À cette adresse est installé un dispensaire appartenant la Société philanthropique. L'établissement tenu par des sœurs de l'ordre de Saint- Vincent-de-Paul.

Chaque jour, les malades indigents du quartier y sont reçus en consultation. Ils sont examinés la docteur Paul G…  qui leur prescrit le traitement qu'ils doivent suivre. Les sœurs sont ensuite chargées de faire prendre aux malades les médicaments nécessaires et d'opérer les pansements ordonnés par le médecin.

Beaucoup d'enfants sont amenés à cette consultation chaque matin.
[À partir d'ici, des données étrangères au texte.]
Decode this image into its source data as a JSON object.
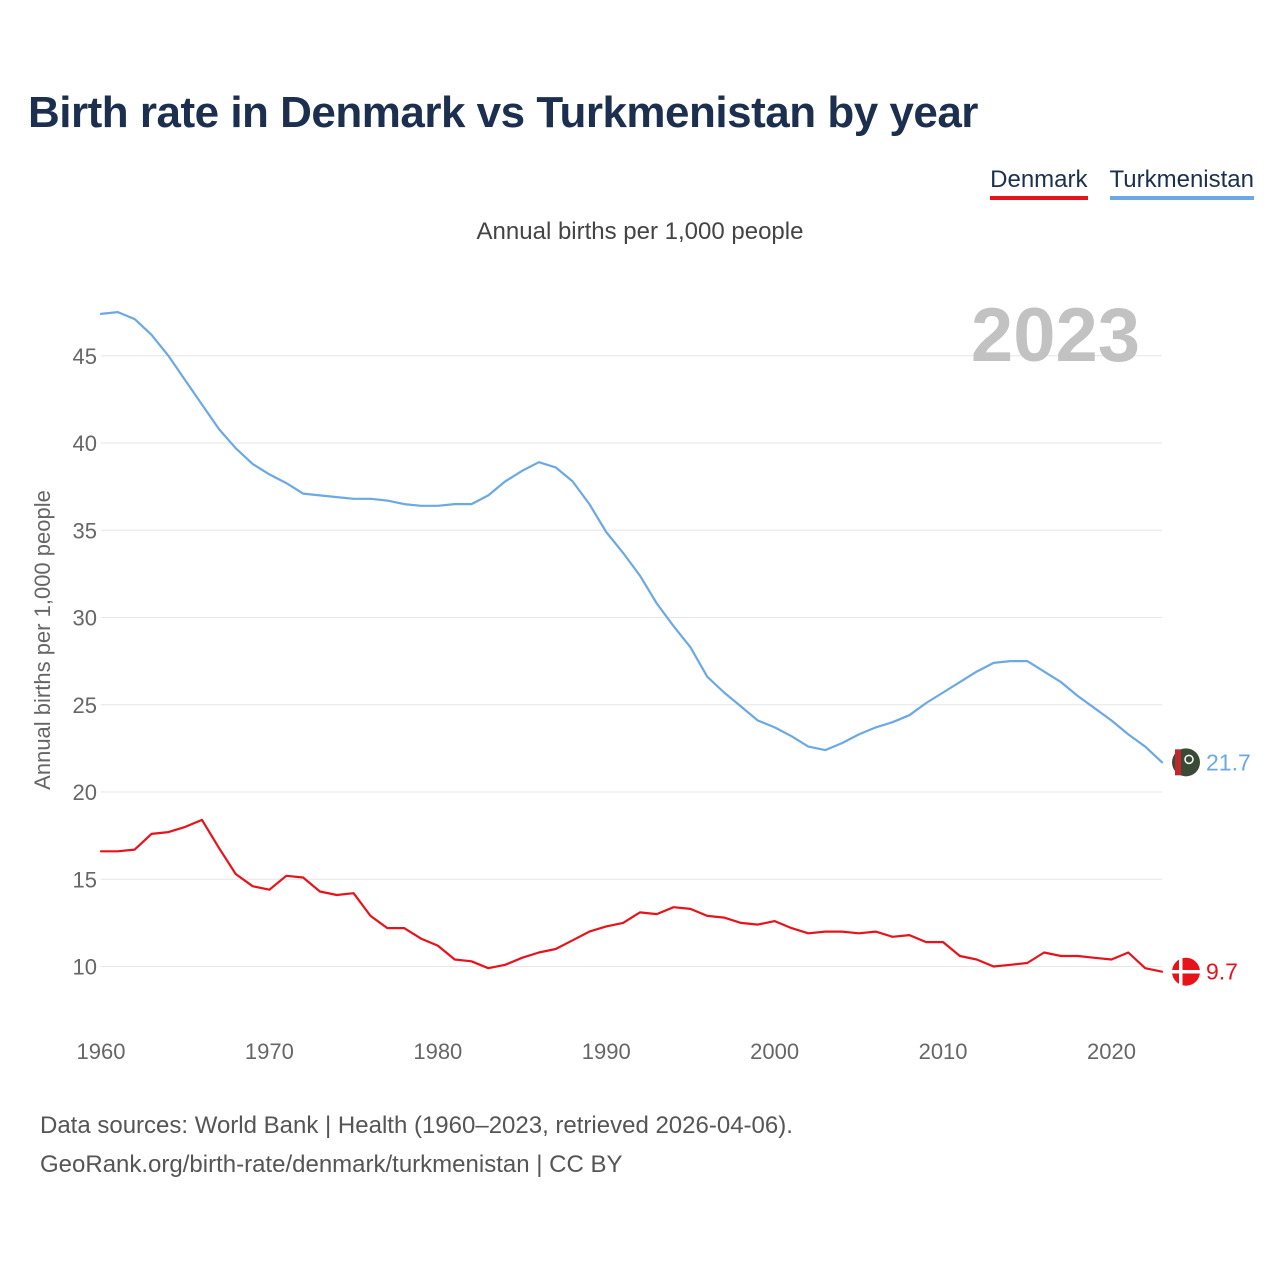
{
  "chart_data": {
    "type": "line",
    "title": "Birth rate in Denmark vs Turkmenistan by year",
    "subtitle": "Annual births per 1,000 people",
    "ylabel": "Annual births per 1,000 people",
    "xlabel": "",
    "year_label": "2023",
    "xlim": [
      1960,
      2023
    ],
    "ylim": [
      7.5,
      48
    ],
    "x_ticks": [
      1960,
      1970,
      1980,
      1990,
      2000,
      2010,
      2020
    ],
    "y_ticks": [
      10,
      15,
      20,
      25,
      30,
      35,
      40,
      45
    ],
    "grid": true,
    "legend_position": "top-right",
    "x": [
      1960,
      1961,
      1962,
      1963,
      1964,
      1965,
      1966,
      1967,
      1968,
      1969,
      1970,
      1971,
      1972,
      1973,
      1974,
      1975,
      1976,
      1977,
      1978,
      1979,
      1980,
      1981,
      1982,
      1983,
      1984,
      1985,
      1986,
      1987,
      1988,
      1989,
      1990,
      1991,
      1992,
      1993,
      1994,
      1995,
      1996,
      1997,
      1998,
      1999,
      2000,
      2001,
      2002,
      2003,
      2004,
      2005,
      2006,
      2007,
      2008,
      2009,
      2010,
      2011,
      2012,
      2013,
      2014,
      2015,
      2016,
      2017,
      2018,
      2019,
      2020,
      2021,
      2022,
      2023
    ],
    "series": [
      {
        "name": "Denmark",
        "color": "#e8121a",
        "end_label": "9.7",
        "values": [
          16.6,
          16.6,
          16.7,
          17.6,
          17.7,
          18.0,
          18.4,
          16.8,
          15.3,
          14.6,
          14.4,
          15.2,
          15.1,
          14.3,
          14.1,
          14.2,
          12.9,
          12.2,
          12.2,
          11.6,
          11.2,
          10.4,
          10.3,
          9.9,
          10.1,
          10.5,
          10.8,
          11.0,
          11.5,
          12.0,
          12.3,
          12.5,
          13.1,
          13.0,
          13.4,
          13.3,
          12.9,
          12.8,
          12.5,
          12.4,
          12.6,
          12.2,
          11.9,
          12.0,
          12.0,
          11.9,
          12.0,
          11.7,
          11.8,
          11.4,
          11.4,
          10.6,
          10.4,
          10.0,
          10.1,
          10.2,
          10.8,
          10.6,
          10.6,
          10.5,
          10.4,
          10.8,
          9.9,
          9.7
        ]
      },
      {
        "name": "Turkmenistan",
        "color": "#6aa9e4",
        "end_label": "21.7",
        "values": [
          47.4,
          47.5,
          47.1,
          46.2,
          45.0,
          43.6,
          42.2,
          40.8,
          39.7,
          38.8,
          38.2,
          37.7,
          37.1,
          37.0,
          36.9,
          36.8,
          36.8,
          36.7,
          36.5,
          36.4,
          36.4,
          36.5,
          36.5,
          37.0,
          37.8,
          38.4,
          38.9,
          38.6,
          37.8,
          36.5,
          34.9,
          33.7,
          32.4,
          30.8,
          29.5,
          28.3,
          26.6,
          25.7,
          24.9,
          24.1,
          23.7,
          23.2,
          22.6,
          22.4,
          22.8,
          23.3,
          23.7,
          24.0,
          24.4,
          25.1,
          25.7,
          26.3,
          26.9,
          27.4,
          27.5,
          27.5,
          26.9,
          26.3,
          25.5,
          24.8,
          24.1,
          23.3,
          22.6,
          21.7
        ]
      }
    ]
  },
  "footer": {
    "line1": "Data sources: World Bank | Health (1960–2023, retrieved 2026-04-06).",
    "line2": "GeoRank.org/birth-rate/denmark/turkmenistan | CC BY"
  }
}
Parmi eux, figurait depuis temps le jeune Eugène Nado, âgé de six semaines, fils d'un gardien de la paix du treizième arrondissement, demeurant à côté du dispensaire.

Le pauvre petit étant affligé d'une ophtalmie purulente, le docteur G... avait ordonné que chaque matin on lui injectât dans les yeux, à l'aide d'une seringue en verre, une solution d'acide borique.

La sœur Marthe, âgée de quatre-vingts ans, était chargée de ce soin quotidiennement. Les médicaments sont placés dans une armoire où se trouvent également divers produits chimiques.

Hier matin vers neuf heures, par une erreur inexplicable, la sœur Marthe se trompa de flacon, remplit la petite seringue d'acide azotique, prit ensuite l'enfant sur ses genoux, et après lui avoir placé un tampon de ouate sur l'oeil gauche elle injecta le droit avec le corrosif.

Les cris déchirants du pauvre bébé lui révélèrent sa méprise, mais il était trop tard. L'acide azotique avait absolument brûlé l'œil, qui est perdu, puis il s'était répandu sur le visage de la victime, y causant des brûlures graves. L'autre œil a été également brûlé, car la ouate s'était imprégnée de liquide.

Cependant, le docteur, appelé à la hâte, conserve le léger espoir de sauver le cristallin de l'œil gauche, mais il ne peut en répondre encore. M. Rémongin, commissaire de police, a informé aussitôt le Parquet. Dans l'après-midi, M. Jolly, juge d'instruction, s'est rendu au dispensaire, où il a procédé à une première enquête.

Cet accident a provoqué une vive émotion dans le quartier de la Maison-Blanche.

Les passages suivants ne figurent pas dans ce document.